Towards the end of the twentieth century, home ink jet printers became affordable in even fairly large sizes, and for whatever reason someone decided that the carriage would allow a paper width of 13” and someone else came up with a paper length of 19”. That just happens to work out to 1:1.46 so I like to think that inventor was a Leica man or the spirit of a much put-upon French printer had inveigled itself into the design process, because now the loss from a Leica negative was a mere 3%. HC-B could rest in peace, and given that a well printed ink jet print is indistinguishable from a wet process one, everyone was happy. I love the 13” x 19” format, finding it large enough to hang on the wall and long enough to afford the option of keeping everything in those many years of Leica negatives. It has become my default print size, replacing 8″ z 10″ for proofing purposes.

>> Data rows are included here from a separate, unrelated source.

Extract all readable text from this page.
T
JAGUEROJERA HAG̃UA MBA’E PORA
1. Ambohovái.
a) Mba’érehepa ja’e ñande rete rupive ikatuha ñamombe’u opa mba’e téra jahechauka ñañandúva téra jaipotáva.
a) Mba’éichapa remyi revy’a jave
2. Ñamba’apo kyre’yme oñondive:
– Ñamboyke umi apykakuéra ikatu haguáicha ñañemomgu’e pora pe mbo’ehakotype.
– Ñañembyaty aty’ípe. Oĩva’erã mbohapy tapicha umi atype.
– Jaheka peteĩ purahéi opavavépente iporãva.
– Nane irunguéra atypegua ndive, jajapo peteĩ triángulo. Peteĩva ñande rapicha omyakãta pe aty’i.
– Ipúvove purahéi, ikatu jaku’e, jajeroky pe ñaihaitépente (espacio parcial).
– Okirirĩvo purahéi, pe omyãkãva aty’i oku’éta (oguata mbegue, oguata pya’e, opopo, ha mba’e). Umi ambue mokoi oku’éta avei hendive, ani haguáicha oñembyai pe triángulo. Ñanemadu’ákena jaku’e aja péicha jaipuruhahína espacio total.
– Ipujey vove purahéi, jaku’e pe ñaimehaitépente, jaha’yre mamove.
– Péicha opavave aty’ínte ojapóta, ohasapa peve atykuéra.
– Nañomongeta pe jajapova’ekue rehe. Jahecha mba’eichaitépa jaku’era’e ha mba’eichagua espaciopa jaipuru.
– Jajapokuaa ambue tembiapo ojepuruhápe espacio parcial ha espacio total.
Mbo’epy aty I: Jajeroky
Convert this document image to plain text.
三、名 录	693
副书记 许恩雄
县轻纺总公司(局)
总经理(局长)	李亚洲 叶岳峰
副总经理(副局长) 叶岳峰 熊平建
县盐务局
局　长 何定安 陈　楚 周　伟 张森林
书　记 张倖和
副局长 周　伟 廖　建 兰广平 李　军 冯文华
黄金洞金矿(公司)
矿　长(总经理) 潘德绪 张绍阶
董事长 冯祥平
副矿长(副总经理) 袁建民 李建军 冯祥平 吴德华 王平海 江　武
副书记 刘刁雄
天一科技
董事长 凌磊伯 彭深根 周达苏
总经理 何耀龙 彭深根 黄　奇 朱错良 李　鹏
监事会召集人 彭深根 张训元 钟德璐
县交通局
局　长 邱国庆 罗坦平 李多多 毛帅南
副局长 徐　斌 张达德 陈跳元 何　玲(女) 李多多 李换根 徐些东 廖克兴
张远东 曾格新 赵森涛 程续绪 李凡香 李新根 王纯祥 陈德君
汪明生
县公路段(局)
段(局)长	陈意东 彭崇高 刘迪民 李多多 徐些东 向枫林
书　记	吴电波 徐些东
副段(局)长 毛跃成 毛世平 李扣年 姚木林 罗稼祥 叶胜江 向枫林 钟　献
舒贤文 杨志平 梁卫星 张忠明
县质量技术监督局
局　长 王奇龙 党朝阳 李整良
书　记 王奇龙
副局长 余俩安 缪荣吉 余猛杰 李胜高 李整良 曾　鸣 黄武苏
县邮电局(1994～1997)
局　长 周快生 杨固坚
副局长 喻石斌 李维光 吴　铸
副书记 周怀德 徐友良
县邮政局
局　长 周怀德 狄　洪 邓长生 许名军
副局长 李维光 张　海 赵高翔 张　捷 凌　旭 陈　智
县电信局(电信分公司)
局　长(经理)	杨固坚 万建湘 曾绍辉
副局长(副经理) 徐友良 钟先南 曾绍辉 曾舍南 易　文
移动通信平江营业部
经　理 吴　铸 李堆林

Before we segue to the current millennium it would be unfair to make no mention of the square format, beloved of Rolleiflex and Hasselbald users. Of course they never printed square prints, but take away the decision whether the camera should be held this way or that and you have one less variable interposed in the creative process. So, I suppose, that’s a good thing. Nonetheless, hack it down to 1:1.25 and the 56mm square Hasselblad negative promptly lost 20% of its surface area as the cost of this flexibility, though it was still more than 3 times the effective surface area of the Leica. So, for the most part, printers at Vogue and Harpers Bazaar hacked away, but at least one photographer decided to transmute this limitation and make of it an affectation. That photographer is Michael Kenna, and he resolutely prints most of his work in a square format. I’ll leave it to you to decide about his work, but if 1:1.25 is boring, then 1: 1 is near catatonic when it comes to visual interest.

I’m not sure what possessed Panasonic to adopt the 1:1.78 in the LX-1 (16:9 in common parlance, Europeans and Japanese preferring to put the long side first), but Hollywood had been transitioning to like-format widescreen movies for years and, guess what, Panasonic happens to be a major manufacturer of television sets. Visit your high street big box store today and you will find that more than half the TV sets are 1:1.78 and, making a virtue out of necessity, the ads scream ‘Widescreen’. Five years earlier the only widescreen display you could find was limited to megabucks home theater installations with overhead projectors. ‘Pan and scan’, where movies are chopped or scanned to fit the 1:1.25 or 1:1.33 screen is butchery indeed and a 1:1.78 screen fits the new sets perfectly, at the expense of black bars on older 1:1.33 movies. A good trade. Just try watching Sergio Leone’s Once Upon a Time in the West on a regular TV and you will wonder why this is considered by many to be the greatest Western ever made; switch to Widescreen and all is clear.

And for me, the widescreen format in the LX-1 is simply a revelation. I’m finding that I have to relearn how I think about pictures, just as I have to when making circular QTVR panoramas. Now I have no idea how to describe the aspect ratio of a QTVR 180 degree x 360 degree panorama, but it sure as hell isn’t 1:Anything!


Pindelski does Boudin

I’m beginning to learn to photograph and print in widescreen and my next order of mats and boards from the wonderful people at Documounts will, you guessed it, have some 18” x 32” and 13” x 23” mat openings. They will cut any size you want, though these custom sizes command a small premium to all that 1:1.25 stuff. More of that later.

For this photographer this seemingly small change in aspect ratio has opened up new vistas indeed.